3) The Avr1b/Avr1bNt nuclear accumulation data are beset with major problems:
i) your Avr1bNt-GFP "nuclear" accumulation patterns are very unconvincing and have NEVER never been verified with DAPI (the example you give above is for Dylight- not GFP-labeled protein!).
ii) the Avr1b "nuclear" accumulation patterns show irregularly sized spots and patchy distribution which is VERY different to what I would expect to see and to what, in fact, was observed with Ps87 and the A9-GFP proteins. This highlights the critical need for DAPI confirmation.
iii) In Tyler et al (MPMI first look, 2013), Figure 2, panels G and J, green spots can be seen in cells that lack the expected peripheral cytoplasmic fluorescence (see Gu et al 2011). What we see, instead, is extensive fluorescence in the middle of the cell where the vacuole should be (note these are definitely NOT meristematic cells). In my lab, the only time we EVER see staining in this pattern is with dead cells that no longer plasmolyze. Thus, I can only conclude that the cells in panels G and J are dead or at least severely compromised - read "leaky"; and, in turn, I suspect that we are looking at nucleus "staining", as opposed to nuclear accumulation. Again, plasmolysis assays are needed.

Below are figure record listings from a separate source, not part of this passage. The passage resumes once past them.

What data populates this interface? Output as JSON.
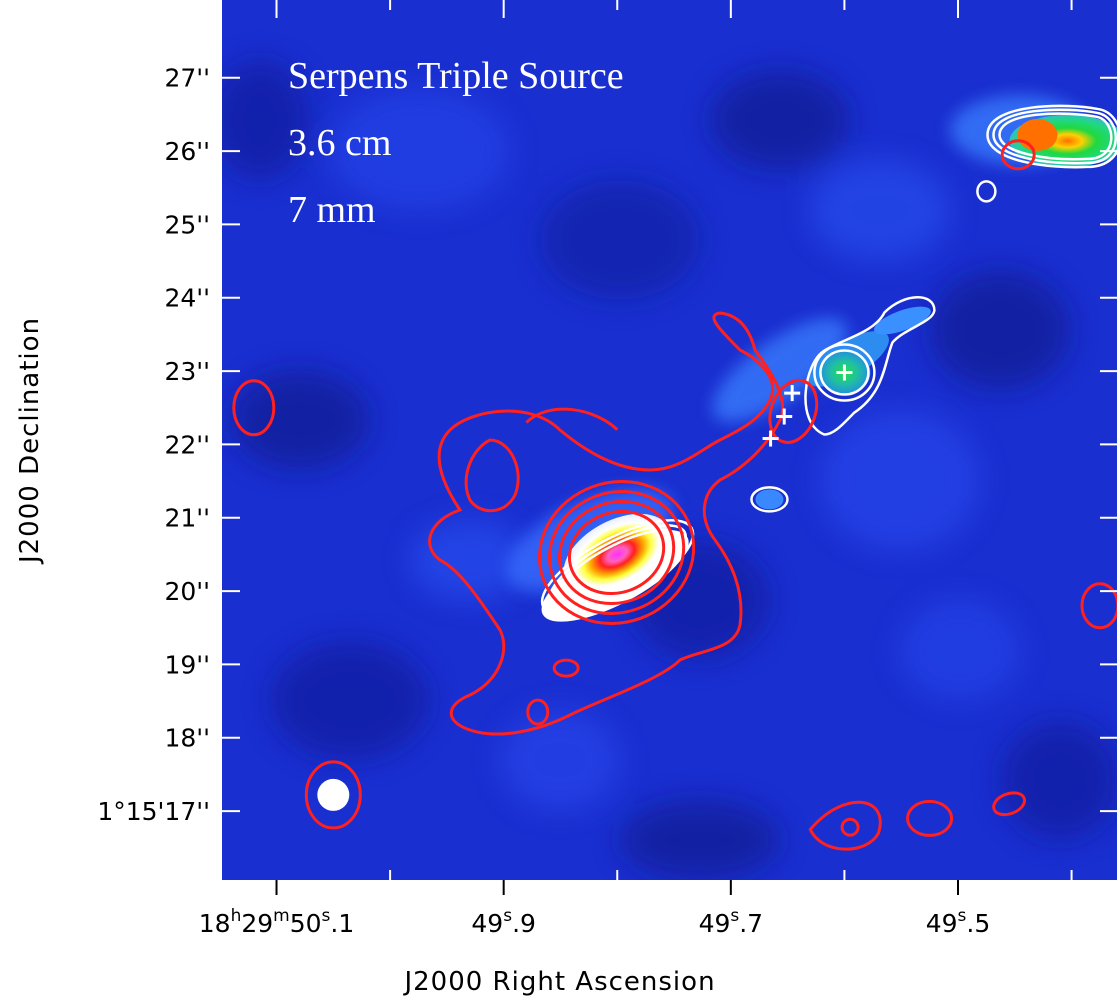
{
  "chart_data": {
    "type": "heatmap",
    "title_lines": [
      "Serpens Triple Source",
      "3.6 cm",
      "7 mm"
    ],
    "xlabel": "J2000 Right Ascension",
    "ylabel": "J2000 Declination",
    "xlim_sec": [
      50.148,
      49.36
    ],
    "ylim_arcsec": [
      16.06,
      28.06
    ],
    "x_ticks": [
      {
        "value": 50.1,
        "label_parts": [
          "18",
          "h",
          "29",
          "m",
          "50",
          "s",
          ".1"
        ]
      },
      {
        "value": 49.9,
        "label_parts": [
          "49",
          "s",
          ".9"
        ]
      },
      {
        "value": 49.7,
        "label_parts": [
          "49",
          "s",
          ".7"
        ]
      },
      {
        "value": 49.5,
        "label_parts": [
          "49",
          "s",
          ".5"
        ]
      }
    ],
    "x_minor_ticks": [
      50.0,
      49.8,
      49.6,
      49.4
    ],
    "y_ticks": [
      {
        "value": 27,
        "label": "27''"
      },
      {
        "value": 26,
        "label": "26''"
      },
      {
        "value": 25,
        "label": "25''"
      },
      {
        "value": 24,
        "label": "24''"
      },
      {
        "value": 23,
        "label": "23''"
      },
      {
        "value": 22,
        "label": "22''"
      },
      {
        "value": 21,
        "label": "21''"
      },
      {
        "value": 20,
        "label": "20''"
      },
      {
        "value": 19,
        "label": "19''"
      },
      {
        "value": 18,
        "label": "18''"
      },
      {
        "value": 17,
        "label": "1°15'17''"
      }
    ],
    "colors": {
      "background": "#1a2fd0",
      "contour_36cm": "#ff2020",
      "contour_7mm": "#ffffff",
      "cross": "#ffffff"
    },
    "sources": [
      {
        "id": "central",
        "ra": 49.8,
        "dec": 20.5,
        "peak": "magenta"
      },
      {
        "id": "middle",
        "ra": 49.6,
        "dec": 22.98,
        "peak": "green"
      },
      {
        "id": "northwest",
        "ra": 49.43,
        "dec": 26.22,
        "peak": "orange"
      }
    ],
    "crosses": [
      {
        "ra": 49.665,
        "dec": 22.08
      },
      {
        "ra": 49.653,
        "dec": 22.38
      },
      {
        "ra": 49.646,
        "dec": 22.7
      },
      {
        "ra": 49.6,
        "dec": 22.98
      }
    ],
    "beam": {
      "ra": 50.05,
      "dec": 17.22
    }
  }
}
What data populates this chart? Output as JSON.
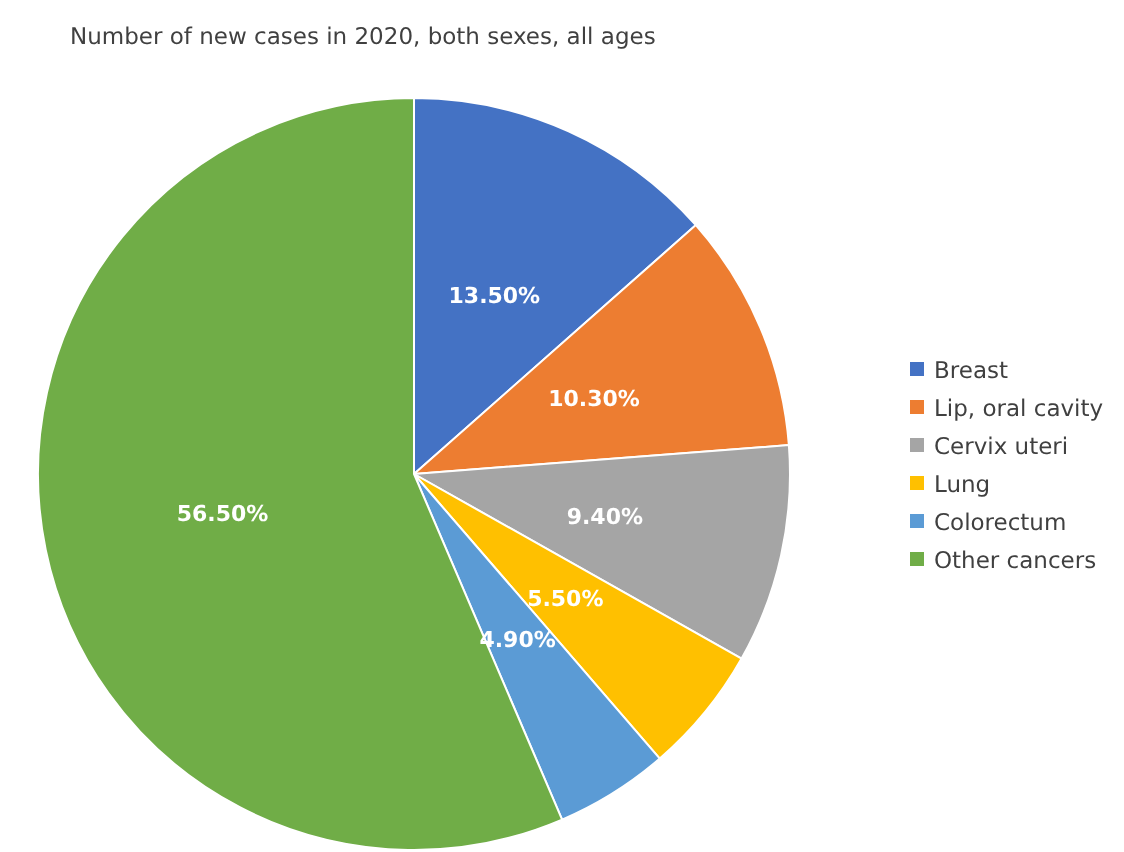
{
  "chart_data": {
    "type": "pie",
    "title": "Number of new cases in 2020, both sexes, all ages",
    "categories": [
      "Breast",
      "Lip, oral cavity",
      "Cervix uteri",
      "Lung",
      "Colorectum",
      "Other cancers"
    ],
    "values": [
      13.5,
      10.3,
      9.4,
      5.5,
      4.9,
      56.5
    ],
    "colors": [
      "#4472c4",
      "#ed7d31",
      "#a5a5a5",
      "#ffc000",
      "#5b9bd5",
      "#70ad47"
    ],
    "value_labels": [
      "13.50%",
      "10.30%",
      "9.40%",
      "5.50%",
      "4.90%",
      "56.50%"
    ],
    "legend": "right"
  }
}
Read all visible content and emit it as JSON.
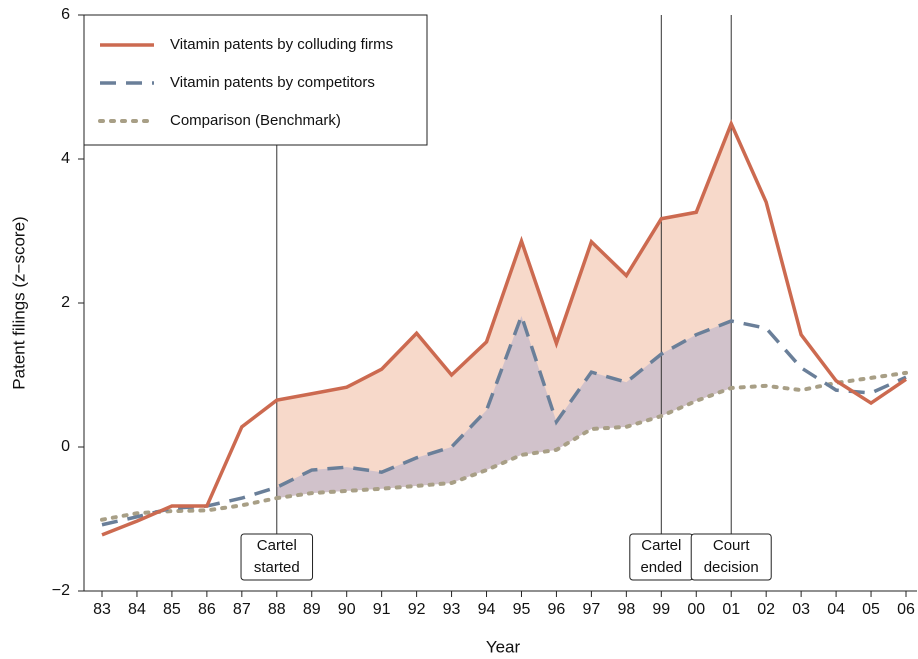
{
  "chart_data": {
    "type": "line",
    "xlabel": "Year",
    "ylabel": "Patent filings (z−score)",
    "categories": [
      "83",
      "84",
      "85",
      "86",
      "87",
      "88",
      "89",
      "90",
      "91",
      "92",
      "93",
      "94",
      "95",
      "96",
      "97",
      "98",
      "99",
      "00",
      "01",
      "02",
      "03",
      "04",
      "05",
      "06"
    ],
    "series": [
      {
        "name": "Vitamin patents by colluding firms",
        "color": "#cc6a50",
        "style": "solid",
        "values": [
          -1.22,
          -1.03,
          -0.82,
          -0.82,
          0.28,
          0.65,
          0.74,
          0.83,
          1.08,
          1.58,
          1.0,
          1.46,
          2.86,
          1.44,
          2.85,
          2.38,
          3.17,
          3.26,
          4.49,
          3.4,
          1.56,
          0.92,
          0.61,
          0.94
        ]
      },
      {
        "name": "Vitamin patents by competitors",
        "color": "#6a7f99",
        "style": "dashed",
        "values": [
          -1.08,
          -0.97,
          -0.85,
          -0.82,
          -0.71,
          -0.56,
          -0.32,
          -0.28,
          -0.35,
          -0.15,
          0.0,
          0.51,
          1.82,
          0.35,
          1.04,
          0.9,
          1.29,
          1.56,
          1.75,
          1.65,
          1.1,
          0.79,
          0.75,
          0.97
        ]
      },
      {
        "name": "Comparison (Benchmark)",
        "color": "#a89f86",
        "style": "dotted",
        "values": [
          -1.01,
          -0.92,
          -0.89,
          -0.88,
          -0.81,
          -0.71,
          -0.64,
          -0.61,
          -0.58,
          -0.54,
          -0.5,
          -0.32,
          -0.11,
          -0.04,
          0.25,
          0.28,
          0.43,
          0.64,
          0.82,
          0.85,
          0.79,
          0.89,
          0.96,
          1.03
        ]
      }
    ],
    "ylim": [
      -2,
      6
    ],
    "yticks": [
      {
        "value": -2,
        "label": "−2"
      },
      0,
      2,
      4,
      6
    ],
    "legend": "upper left",
    "annotations": [
      {
        "x": "88",
        "lines": [
          "Cartel",
          "started"
        ]
      },
      {
        "x": "99",
        "lines": [
          "Cartel",
          "ended"
        ]
      },
      {
        "x": "01",
        "lines": [
          "Court",
          "decision"
        ]
      }
    ]
  }
}
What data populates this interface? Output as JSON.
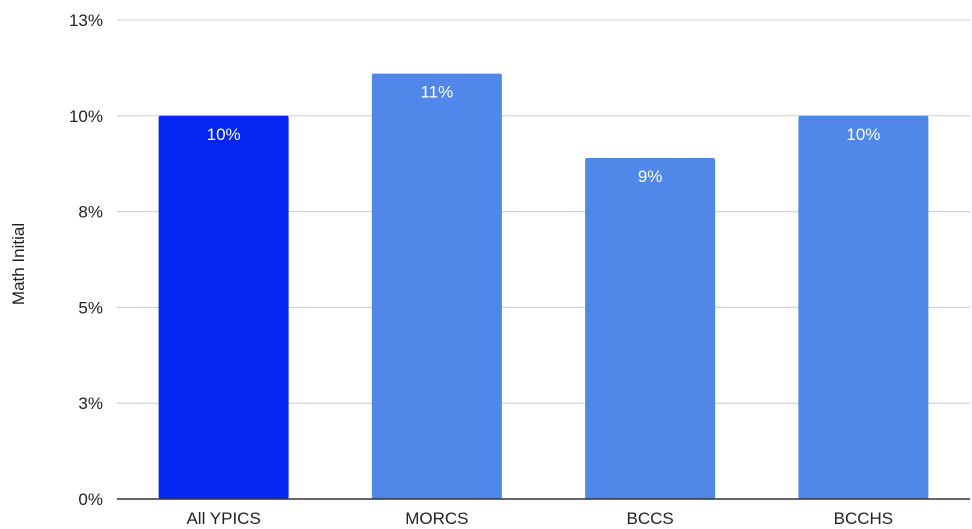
{
  "chart_data": {
    "type": "bar",
    "ylabel": "Math Initial",
    "xlabel": "",
    "categories": [
      "All YPICS",
      "MORCS",
      "BCCS",
      "BCCHS"
    ],
    "values": [
      10,
      11.1,
      8.9,
      10
    ],
    "data_labels": [
      "10%",
      "11%",
      "9%",
      "10%"
    ],
    "bar_colors": [
      "#0426f0",
      "#5087e9",
      "#5087e9",
      "#5087e9"
    ],
    "ylim": [
      0,
      12.5
    ],
    "yticks": [
      0,
      2.5,
      5,
      7.5,
      10,
      12.5
    ],
    "ytick_labels": [
      "0%",
      "3%",
      "5%",
      "8%",
      "10%",
      "13%"
    ],
    "grid": true,
    "gridline_color": "#cccccc",
    "axis_color": "#333333",
    "legend": "none"
  }
}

iv) Finally, in your response to my critique, you stated that "Fig 2 panels F-J of Tyler et al (MPMI first look, 2013) show nuclear accumulation of Avr1bNt-GFP validated with DAPI staining" Not true! According to the figure legend, these panels show nuclear accumulation of Avr1bNt-Dylight488! Explain that to me - does Dylight488 contain a nuclear uptake signal? If so, then why wasn't it taken up into the nuclei in panels B and E. Conversely, very nice green fluorescent spots show up in the bottom right-hand corner of panels B and E but these are NOT nuclei, as evidenced by the lack of DAPI staining. Major, major inconsistencies here Brett and, yet, you're only holding on to the data you want to see.
Hopefully, you realize that I am not plucking individual figures and papers. What I see are systemic holes in your data which means that my hypothesis (purified Avr1bNt-GFP kills soybean root cells, making them permeable to the protein) holds just as much water as yours.